The four questions the Manafort jury asked the judge today.... [View all]

https://www.washingtonpost.com/local/jury-begins-deliberations-in-paul-manaforts-tax--and-bank-fraud-trial/2018/08/16/d2b0f486-a170-11e8-8e87-c869fe70a721_story.html?utm_term=.ad59042f9641

1. if someone was required to file a form called an FBAR — which is required of people with foreign bank accounts containing more than $10,000 — if they owned less than 50 percent of such an account and did not have signature authority but did have the ability to direct disbursement. At trial, Manafort’s lawyers suggested their client might have believed he did not have to file such forms, because the companies in question were set up under his consulting firm. After 2011, he shared ownership of the firm equally with his wife. (The Judge said that along with the requirement for people who own more than 50 percent of a company with foreign bank accounts, a person must file FBARs if he “controls the disposition of money, funds, or other assets held in a financial account by direct communications.”)

2. if the judge could define “shelf company” and the filing requirements related to income. Witnesses testified at Manafort’s trial that he used so-called shelf companies — companies previously created by a lawyer in Cyprus that could be used to control the bank accounts in question — in order to move Manafort’s money. To that question, the judge said the jury would have to rely on their memory of the evidence presented at trial.
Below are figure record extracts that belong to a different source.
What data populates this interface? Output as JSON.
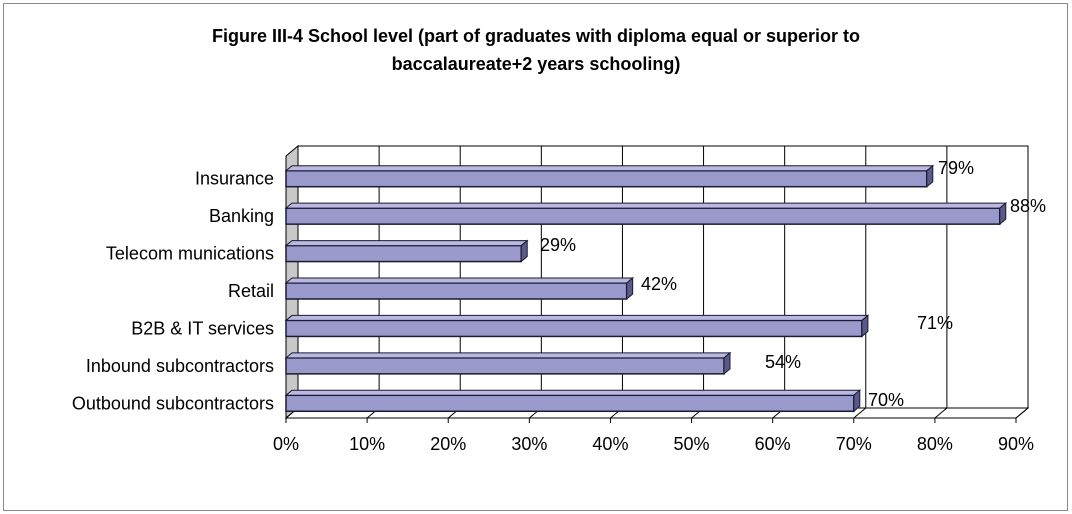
{
  "chart_data": {
    "type": "bar",
    "orientation": "horizontal",
    "title_lines": [
      "Figure III-4 School level (part of graduates with diploma equal or superior to",
      "baccalaureate+2 years schooling)"
    ],
    "categories": [
      "Insurance",
      "Banking",
      "Telecom munications",
      "Retail",
      "B2B & IT services",
      "Inbound subcontractors",
      "Outbound subcontractors"
    ],
    "values": [
      79,
      88,
      29,
      42,
      71,
      54,
      70
    ],
    "data_labels": [
      "79%",
      "88%",
      "29%",
      "42%",
      "71%",
      "54%",
      "70%"
    ],
    "xlim": [
      0,
      90
    ],
    "xticks": [
      0,
      10,
      20,
      30,
      40,
      50,
      60,
      70,
      80,
      90
    ],
    "xtick_labels": [
      "0%",
      "10%",
      "20%",
      "30%",
      "40%",
      "50%",
      "60%",
      "70%",
      "80%",
      "90%"
    ],
    "grid": "vertical",
    "legend": "none",
    "style": "3d",
    "colors": {
      "bar_front": "#9999cc",
      "bar_top": "#b8b8e0",
      "bar_side": "#5a5a8a",
      "bar_edge": "#1a1a33",
      "wall": "#c8c8c8",
      "grid": "#000000"
    }
  }
}
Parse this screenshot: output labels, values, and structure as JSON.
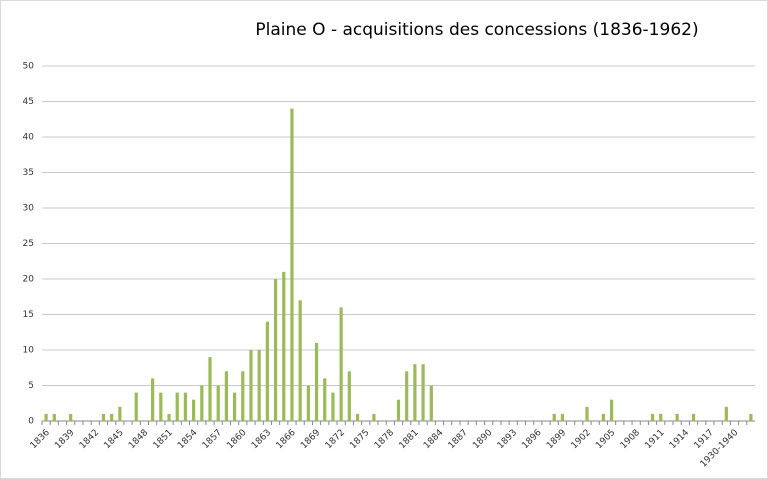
{
  "chart_data": {
    "type": "bar",
    "title": "Plaine O - acquisitions des concessions (1836-1962)",
    "categories": [
      "1836",
      null,
      null,
      "1839",
      null,
      null,
      "1842",
      null,
      null,
      "1845",
      null,
      null,
      "1848",
      null,
      null,
      "1851",
      null,
      null,
      "1854",
      null,
      null,
      "1857",
      null,
      null,
      "1860",
      null,
      null,
      "1863",
      null,
      null,
      "1866",
      null,
      null,
      "1869",
      null,
      null,
      "1872",
      null,
      null,
      "1875",
      null,
      null,
      "1878",
      null,
      null,
      "1881",
      null,
      null,
      "1884",
      null,
      null,
      "1887",
      null,
      null,
      "1890",
      null,
      null,
      "1893",
      null,
      null,
      "1896",
      null,
      null,
      "1899",
      null,
      null,
      "1902",
      null,
      null,
      "1905",
      null,
      null,
      "1908",
      null,
      null,
      "1911",
      null,
      null,
      "1914",
      null,
      null,
      "1917",
      null,
      null,
      "1930-1940",
      null,
      null
    ],
    "values": [
      1,
      1,
      0,
      1,
      0,
      0,
      0,
      1,
      1,
      2,
      0,
      4,
      0,
      6,
      4,
      1,
      4,
      4,
      3,
      5,
      9,
      5,
      7,
      4,
      7,
      10,
      10,
      14,
      20,
      21,
      44,
      17,
      5,
      11,
      6,
      4,
      16,
      7,
      1,
      0,
      1,
      0,
      0,
      3,
      7,
      8,
      8,
      5,
      0,
      0,
      0,
      0,
      0,
      0,
      0,
      0,
      0,
      0,
      0,
      0,
      0,
      0,
      1,
      1,
      0,
      0,
      2,
      0,
      1,
      3,
      0,
      0,
      0,
      0,
      1,
      1,
      0,
      1,
      0,
      1,
      0,
      0,
      0,
      2,
      0,
      0,
      1
    ],
    "color": "#9bbb59",
    "ylim": [
      0,
      50
    ],
    "yticks": [
      0,
      5,
      10,
      15,
      20,
      25,
      30,
      35,
      40,
      45,
      50
    ],
    "grid": true
  }
}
3. if the judge could “redefine reasonable doubt.” Jurors sometimes struggle with what constitutes a reasonable doubt of someone’s guilt, versus an unreasonable doubt. The judge told them reasonable doubt “is a doubt based on reason,” but added: “The government is not required to prove guilt beyond all possible doubt.”

4. if they could have an updated exhibit list, connecting each piece of evidence to the corresponding charge in the indictment. The judge said they would have to rely on their collective memory to link exhibits to specific charges.


The article says the defense attorney was happy about this. IMO, it's not good if they need a redefinition of reasonable doubt. Then again, it may mean nothing other than clarification, so they know going into the deliberations.

If they're having trouble matching the evidence to the charges, it could take them a while. It could also mean they don't understand all the evidence. This is complicated stuff.